JRよりも上にある地下鉄銀座線渋谷駅のホーム(2019年3月17日、内田宗治撮影)



 山手線渋谷駅ホームが高架上にあるのに対し、地下鉄銀座線ホームがさらにその上にあるのも、この深い谷のためです。青山方面の台地の比較的浅い地下を走っていた銀座線は、突然渋谷の谷に出くわして、谷の斜面から飛び出るようにして地上に顔を出してしまうのです。

 ちなみに御茶ノ水駅や四ツ谷駅でも地下鉄が地上に顔を出しますが、これらは渋谷のように自然の谷ではなく、江戸時代に徳川幕府が江戸城の外濠として掘った窪地に地下鉄が出くわすためです。徳川家康が計画して掘らせた濠のせいで、地下鉄が地上に出てしまうというわけです。

 渋谷川の谷は南北に続いているので、同じく南北に走る山手線に乗っていても谷をあまり実感しません。

 一方、山手線に直角に交わる線路は、渋谷が谷にあるのを如実に感じさせてくれます。井の頭線も谷から出るのにトンネルが必要でした。神泉駅がトンネルの中にあるのはそのためです。2013年に地下化する前の東急東横線も代官山駅に行くのにトンネルを通っていました。

 渋谷駅の再開発は、谷の地形をうまく活かすことも考慮されています。
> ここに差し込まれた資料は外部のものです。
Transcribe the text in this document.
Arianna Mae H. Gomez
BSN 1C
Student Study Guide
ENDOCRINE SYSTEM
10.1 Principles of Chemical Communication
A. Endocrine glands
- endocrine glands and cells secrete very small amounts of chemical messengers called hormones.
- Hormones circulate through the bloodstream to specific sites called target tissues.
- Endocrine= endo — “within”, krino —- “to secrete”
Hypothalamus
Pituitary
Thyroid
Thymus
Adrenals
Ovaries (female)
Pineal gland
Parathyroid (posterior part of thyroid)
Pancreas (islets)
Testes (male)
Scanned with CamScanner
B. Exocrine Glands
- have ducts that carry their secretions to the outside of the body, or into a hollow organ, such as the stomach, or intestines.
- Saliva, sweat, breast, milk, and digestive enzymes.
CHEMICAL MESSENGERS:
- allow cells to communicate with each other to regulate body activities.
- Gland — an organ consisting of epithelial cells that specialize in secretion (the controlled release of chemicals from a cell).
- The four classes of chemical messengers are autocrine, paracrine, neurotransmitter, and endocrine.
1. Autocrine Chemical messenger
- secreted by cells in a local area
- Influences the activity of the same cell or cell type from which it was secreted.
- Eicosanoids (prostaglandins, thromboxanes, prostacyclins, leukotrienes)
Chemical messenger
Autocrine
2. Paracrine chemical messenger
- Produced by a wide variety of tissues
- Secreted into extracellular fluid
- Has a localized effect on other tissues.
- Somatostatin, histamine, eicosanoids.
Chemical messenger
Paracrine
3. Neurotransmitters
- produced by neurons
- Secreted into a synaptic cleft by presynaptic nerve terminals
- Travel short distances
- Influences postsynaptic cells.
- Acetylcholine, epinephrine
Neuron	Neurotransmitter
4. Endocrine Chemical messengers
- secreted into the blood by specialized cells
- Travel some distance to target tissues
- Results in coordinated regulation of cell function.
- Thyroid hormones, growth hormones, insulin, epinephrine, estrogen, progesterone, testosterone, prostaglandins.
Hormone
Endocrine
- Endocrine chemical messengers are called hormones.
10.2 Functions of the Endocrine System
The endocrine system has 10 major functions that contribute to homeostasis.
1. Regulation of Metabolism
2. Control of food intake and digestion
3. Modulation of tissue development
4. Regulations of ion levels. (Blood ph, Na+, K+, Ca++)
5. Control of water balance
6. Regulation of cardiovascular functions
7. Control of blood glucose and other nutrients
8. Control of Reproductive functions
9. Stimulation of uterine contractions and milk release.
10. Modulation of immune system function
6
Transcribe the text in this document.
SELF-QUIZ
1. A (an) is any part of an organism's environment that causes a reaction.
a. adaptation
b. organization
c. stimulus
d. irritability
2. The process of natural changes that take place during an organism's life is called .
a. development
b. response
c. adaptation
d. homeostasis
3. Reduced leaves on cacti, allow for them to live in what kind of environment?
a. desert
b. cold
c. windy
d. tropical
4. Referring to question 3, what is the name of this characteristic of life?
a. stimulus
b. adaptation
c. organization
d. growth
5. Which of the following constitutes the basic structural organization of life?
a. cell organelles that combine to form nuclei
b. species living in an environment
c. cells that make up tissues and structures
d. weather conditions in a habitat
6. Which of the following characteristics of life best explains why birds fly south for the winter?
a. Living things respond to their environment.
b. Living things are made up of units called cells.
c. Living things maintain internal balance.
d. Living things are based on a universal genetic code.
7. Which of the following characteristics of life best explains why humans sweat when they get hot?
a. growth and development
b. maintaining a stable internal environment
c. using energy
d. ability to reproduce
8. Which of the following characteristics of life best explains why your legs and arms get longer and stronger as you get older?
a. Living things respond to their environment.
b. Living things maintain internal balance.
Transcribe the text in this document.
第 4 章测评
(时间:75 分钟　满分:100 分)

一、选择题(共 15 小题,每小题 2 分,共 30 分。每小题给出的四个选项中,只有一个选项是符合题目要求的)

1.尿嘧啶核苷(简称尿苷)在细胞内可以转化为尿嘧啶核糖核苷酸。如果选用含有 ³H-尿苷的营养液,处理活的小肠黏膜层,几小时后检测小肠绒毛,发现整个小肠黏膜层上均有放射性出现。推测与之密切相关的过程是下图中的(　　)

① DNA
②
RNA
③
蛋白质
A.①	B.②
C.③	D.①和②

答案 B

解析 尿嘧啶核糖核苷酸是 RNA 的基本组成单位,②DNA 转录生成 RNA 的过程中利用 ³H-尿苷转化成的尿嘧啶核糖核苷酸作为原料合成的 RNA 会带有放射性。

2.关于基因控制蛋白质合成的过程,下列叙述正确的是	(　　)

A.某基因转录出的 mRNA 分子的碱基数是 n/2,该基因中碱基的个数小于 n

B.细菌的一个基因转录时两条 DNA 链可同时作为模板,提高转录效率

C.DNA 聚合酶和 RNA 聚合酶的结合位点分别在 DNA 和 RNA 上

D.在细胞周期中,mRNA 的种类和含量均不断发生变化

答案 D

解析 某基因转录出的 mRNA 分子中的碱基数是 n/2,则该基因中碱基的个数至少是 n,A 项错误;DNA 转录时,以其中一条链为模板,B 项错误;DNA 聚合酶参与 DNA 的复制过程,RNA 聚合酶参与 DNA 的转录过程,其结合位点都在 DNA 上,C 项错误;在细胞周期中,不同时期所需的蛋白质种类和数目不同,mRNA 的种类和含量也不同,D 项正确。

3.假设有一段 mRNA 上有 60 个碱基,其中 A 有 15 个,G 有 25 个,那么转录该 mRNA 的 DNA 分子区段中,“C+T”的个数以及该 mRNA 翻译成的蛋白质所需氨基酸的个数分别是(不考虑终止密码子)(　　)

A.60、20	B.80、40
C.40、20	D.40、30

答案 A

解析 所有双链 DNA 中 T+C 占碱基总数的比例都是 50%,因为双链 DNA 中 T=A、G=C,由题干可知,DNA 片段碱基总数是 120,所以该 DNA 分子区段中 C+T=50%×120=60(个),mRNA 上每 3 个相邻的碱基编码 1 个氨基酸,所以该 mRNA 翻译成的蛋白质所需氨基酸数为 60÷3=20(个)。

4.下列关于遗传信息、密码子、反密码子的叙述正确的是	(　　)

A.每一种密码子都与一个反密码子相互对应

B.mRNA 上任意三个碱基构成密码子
2018年開業した高層ビルの複合施設、渋谷ストリーム(渋谷区渋谷)の地点で渋谷川が地上に顔を出し始めます。河岸には東横線の線路跡地を利用した遊歩道、渋谷リバーストリートが完成しました。

 再開発の完成は2027年ですが、東側の谷上、宮益坂上付近から山手線渋谷駅ホームをまたいで西側の谷上の道玄坂上まで、スカイデッキが通じます。谷を完全に横断する幅の広い橋が渡される形で、両方の坂上を含めた谷全体がバリアフリーで結ばれます。

 JR埼京線のホームが2020年予定で山手線ホームに隣接して便利になるなど、順を追って様々な施設が完成していくので、楽しみに見ていきたいものです。